Zofia avait donc piégé l’homme par l’étreinte de ses tentacules, elle était sur le point de l’immobiliser lorsque ce dernier, à l’aide de sa jambe libre, piétina sciemment un de ses appendices. Evidemment, une telle tentative aussi grossière que désespérée eut l’effet escompté, en effet, celle que l’on surmontait La Pieuvre fut prise d’un spasme de douleur lui faisant relâcher légèrement sa prise. Frustrée de s’être faite avoir, elle ne put alors s’empêcher de fouetter avec force la dite jambe qui lui eut causée tant de tords.

En réponse à sa réplique cinglante son mystérieux agresseur usa du même ton, lui disant qu’elle avait choisi « le mauvais gosse à enlever ». Cette fois ci c’était officiel : Zofia ne comprenait plus rien à ce qu’il se passait. Qu’avait affaire un gosse dans ses histoires ? Certes il lui arrivait de ne pas être une enfant de cœur, et même parfois de tomber dans le délit total, mais jamais elle ne s’en était pris à des enfants. Ce qui l’intéressait dans la vie était  de s’approprier certains objets mystiques pour mieux les revendre à prix d’or, bref les êtres vivants ne l’intéressaient pas, à moins de s’en servir pour faire chanter quelqu’un. Mais au vues de ce qu’elle avait vu et vécu par le passé alors qu’elle n’était encore une jeune femme juive à Varsovie dans les années 40, Zofia rechignait toujours de s’en prendre à ses innocents, alors quant à la question des enfants ce n’était même pas la peine d’y penser.
Ainsi, une sombre vague d’incompréhension la saisit. Etait-il possible que l’homme fasse erreur ou soit victime d’un malentendu ? Il n’y avait qu’une seule façon de le découvrir :

_ Quoi ?! Mais Att…

Trop tard… L’homme ne lui avait même pas laissé finir sa phrase se contentant de lui donner un coup de genou en plein dans l’estomac, ce qui eut pour effet de le libérer définitivement de ses tentacules. Durant quelques secondes La Peiuvre en eut le souffle coupé, aussi bien au sens propre comme au sens figuré.

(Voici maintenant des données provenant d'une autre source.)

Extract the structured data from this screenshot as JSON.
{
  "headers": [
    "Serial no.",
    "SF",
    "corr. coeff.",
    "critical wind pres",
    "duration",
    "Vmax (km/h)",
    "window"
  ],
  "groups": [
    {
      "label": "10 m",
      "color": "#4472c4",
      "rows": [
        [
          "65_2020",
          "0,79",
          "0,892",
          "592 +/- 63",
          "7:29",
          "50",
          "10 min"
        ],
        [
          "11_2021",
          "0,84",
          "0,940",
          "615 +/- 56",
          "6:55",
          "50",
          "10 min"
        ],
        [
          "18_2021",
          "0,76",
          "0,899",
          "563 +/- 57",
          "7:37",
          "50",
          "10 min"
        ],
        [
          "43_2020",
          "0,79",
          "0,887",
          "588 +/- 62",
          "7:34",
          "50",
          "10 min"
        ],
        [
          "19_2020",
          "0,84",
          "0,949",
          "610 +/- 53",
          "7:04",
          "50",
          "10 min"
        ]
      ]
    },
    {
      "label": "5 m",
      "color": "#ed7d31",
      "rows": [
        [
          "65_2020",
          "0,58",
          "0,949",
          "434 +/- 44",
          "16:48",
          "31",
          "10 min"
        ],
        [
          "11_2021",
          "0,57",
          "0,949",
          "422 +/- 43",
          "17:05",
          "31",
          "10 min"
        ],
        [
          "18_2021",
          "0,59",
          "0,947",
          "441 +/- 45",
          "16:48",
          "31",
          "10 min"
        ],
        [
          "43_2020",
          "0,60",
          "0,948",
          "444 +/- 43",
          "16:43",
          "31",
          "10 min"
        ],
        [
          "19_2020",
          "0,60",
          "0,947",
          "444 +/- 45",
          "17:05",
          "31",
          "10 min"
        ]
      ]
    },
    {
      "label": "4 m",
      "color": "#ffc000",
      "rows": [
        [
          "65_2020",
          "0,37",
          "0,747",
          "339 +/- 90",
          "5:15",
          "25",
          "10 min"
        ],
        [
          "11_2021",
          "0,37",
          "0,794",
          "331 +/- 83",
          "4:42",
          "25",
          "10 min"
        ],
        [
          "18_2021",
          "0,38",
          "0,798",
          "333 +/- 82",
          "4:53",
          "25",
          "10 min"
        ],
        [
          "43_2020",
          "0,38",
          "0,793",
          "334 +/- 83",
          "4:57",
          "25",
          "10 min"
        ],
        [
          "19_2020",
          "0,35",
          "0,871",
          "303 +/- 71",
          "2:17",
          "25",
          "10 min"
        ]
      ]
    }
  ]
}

Elle se trouvait à présent à terre, tout en essayant de reprendre la respiration, sans quitter l’inconnu du regard. Cette fois ci elle avait bien l’impression qu’elle ne s’en sortirait pas aussi aisément qu’à son habitude, cet homme, pour une raison qu’il lui échappait voulait sa peau et semblait bien déterminé à ne pas la laisser sortir d’ici vivante. Quoi qu’il en soit, elle aussi était déterminée, de son coté, à ne pas lui donner satisfaction en cette voie. Non elle avait survécu à bien pire, et ce n’était pas cet homme qui allait abréger sa vie de cette façon.

Se relevant doucement, elle senti alors une douleur aigue au niveau de son épaule. Le chien ! Il lui avait planté son maudit couteau à cet endroit, probablement aveuglée par l’adrénaline procurée par la situation, elle ne l’avait même pas senti se planter dans sa chair, mais en tout cas la douleur était bien présente maintenant. Désormais sur ses gardes elle continuait d’observer son adversaire tentant jusqu’à même décrypter sa respiration. Retirant le couteau d’un coup sec, elle ne vit pas venir l’homme qui encore une fois passa à l’assaut dupant complètement la polonaise. Il faut dire que ce n’était pas évident de lutter avec un bras en moins, de plus, même si elle ne l’avouerait jamais, elle était bien forcée de constatée qu’elle était un peu rouillée niveau combat à main nues. Mais quoi qu’il en soit, elle disposait de bien d’autres atouts dans ses poches. Sonnée par le coup qu’elle venait de recevoir dans la tempe, Zofia qui était toujours à terre, se figea quelques secondes avant d’utiliser ses appendices pour planter le couteau dont elle était toujours en possession, dans l’omoplate de son propriétaire. Maintenant elle devait agir vite, se relevant elle se positionna face à l’homme avant de lui cracher son encre visqueuse en plein dans les yeux, de cette manière il serait aveuglé quelque temps, ce qui lui donnait l’occasion de reprendre la situation en main. Se postant à une distance raisonnable elle prit parole :

_ Bien… Je crois que nous pouvons discuter maintenant…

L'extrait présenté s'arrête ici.